Employees get paychecks each pay period. Every one of them has money put aside for FICA, but do most of us fully realize what it is? Called the toughest tax that many small business owners encounter, many of us know virtually nothing about it except that it as an acronym on our paycheck stub.
Back in the mid-1930s, when the Depression was underway, things got so bad that the president, Franklin Delano Roosevelt, proposed a tax on earnings for something termed "social security". A lot of people felt that those individuals who were working should make an effort to assist those who weren't.
Old-age, survivors, and disability insurance was it's purpose in the beginning, but it was also fairly modest. The average lifetime was actually less than the age retirement benefits began, so most people never actually collected any retirement benefits. It was for the extremely old. Through the years, however, it has significantly grown. The largest change was due to LBJ and his Great Society Program in the mid 1960s. The Social Security Act created both Medicaid, which supplies health insurance coverage for low-income families, and Medicare, which supplies health insurance coverage for citizens over 65. In the late 90s, the Temporary Assistance for Needy Families (TANF) program, which provides monetary assistance to indigent families with children, was founded and also added on to it.

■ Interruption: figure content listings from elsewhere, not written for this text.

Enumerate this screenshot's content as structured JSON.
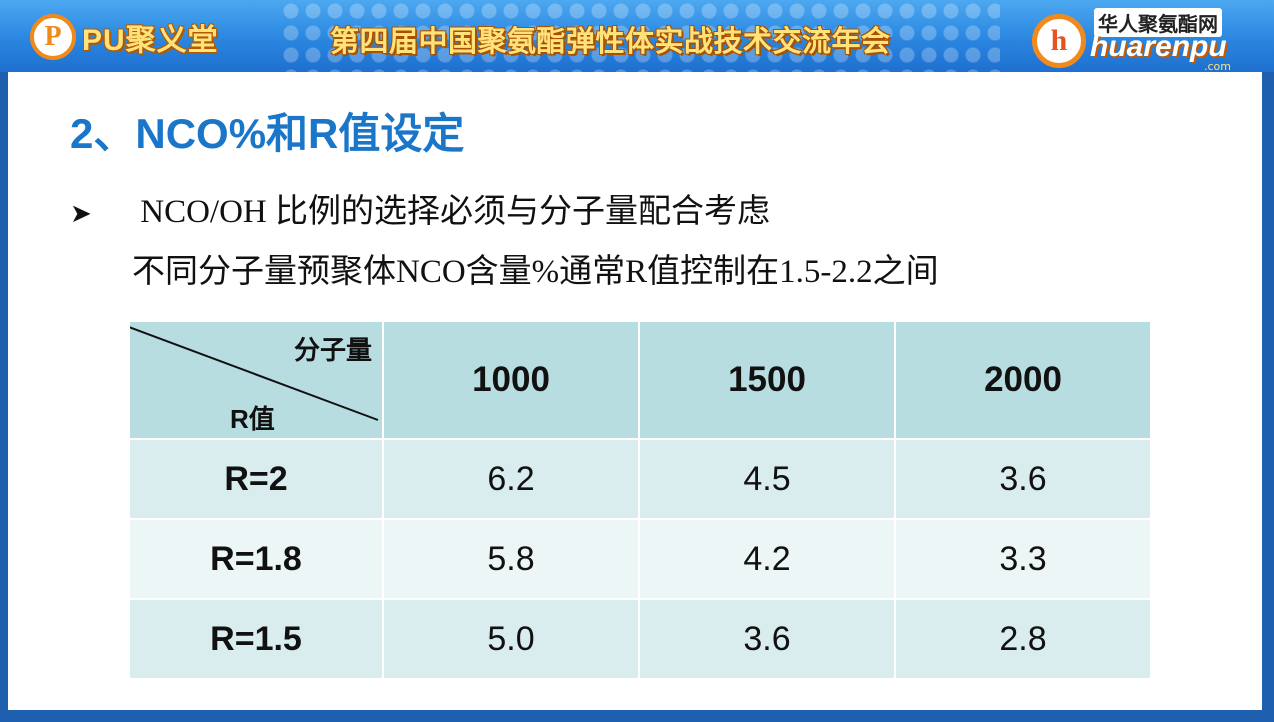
{
  "banner": {
    "left_logo_mark": "P",
    "left_logo_text": "PU聚义堂",
    "title": "第四届中国聚氨酯弹性体实战技术交流年会",
    "right_logo_mark": "h",
    "right_logo_cn": "华人聚氨酯网",
    "right_logo_en": "huarenpu",
    "right_logo_domain": ".com"
  },
  "slide": {
    "heading": "2、NCO%和R值设定",
    "bullet_icon": "arrow-bullet-icon",
    "bullet_text": " NCO/OH 比例的选择必须与分子量配合考虑",
    "line2": "不同分子量预聚体NCO含量%通常R值控制在1.5-2.2之间"
  },
  "table": {
    "corner_top": "分子量",
    "corner_bottom": "R值",
    "columns": [
      "1000",
      "1500",
      "2000"
    ],
    "rows": [
      {
        "label": "R=2",
        "values": [
          "6.2",
          "4.5",
          "3.6"
        ]
      },
      {
        "label": "R=1.8",
        "values": [
          "5.8",
          "4.2",
          "3.3"
        ]
      },
      {
        "label": "R=1.5",
        "values": [
          "5.0",
          "3.6",
          "2.8"
        ]
      }
    ]
  },
  "colors": {
    "banner": "#2a86e0",
    "heading": "#1a76c9",
    "table_header": "#b7dde0",
    "table_row_odd": "#d9ecee",
    "table_row_even": "#edf6f6"
  }
}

Because of this, FICA, which stands for Federal Insurance Contributions Act, is the tax on wages that affects the largest number of American citizens. It stands for the most significant promise of social services to Americans. It also has major funding problems because the promises of payments to help people are growing much faster than the money is coming in.
FICA or one of its alternatives is impossible to escape. Despite the fact that you're able to get money without somebody removing it, for example if you are a roofing contractor or sell apples, you will always have to pay for some form of FICA or the self-employment version of it to the IRS on the cash you bring in. If you are an employer or an employee, the actual computation is handled by your payroll software or accountant. The current tax rate is a little less than 16 percent. The deductions happen magically, which is the entire idea. But if you're an employer you also need to write a separate check (and essentially pay a part of the employee's taxes for them).
Should you be self-employed, there is a similar tax program which handles FICA. Those forms and payments are managed as part of the SE Tax Act. When you hire regular employees, they have to pay one half of the FICA tax themselves. Self-employed individuals have to pay the total amount themselves, although the quantity they owe is determined a bit differently.
There's an exception for persons in the clergy for certain religions that believe that their flock should take care of them as they age, but bear in mind that the Internal Revenue Service looks very carefully at folks that want out of FICA. Annually some people try to slip through the cracks with the government. Although it is possible to get away for a while, it never works out in the long run. If you genuinely want to stay clear of FICA, your best shot is to become a citizen of another nation. Other nations around the world, while having their own taxation techniques, don't collect them in the same way compared to the United States.
FICA has changed and broadened over a dozen times during the last 80 years. The odds of possible future modifications are relatively high. Since the growth of the promise has grown more quickly than the cash expected to come in, some significant alteration in the way in which this tax operates is undoubtedly going to take place soon. The real question is when. Because it amounts to twenty percent or so of the cost of employing folks, it has been and still is an important aspect of employing folks. You'd be wise to take into account how FICA works now and how it might work in the future when making hiring decisions.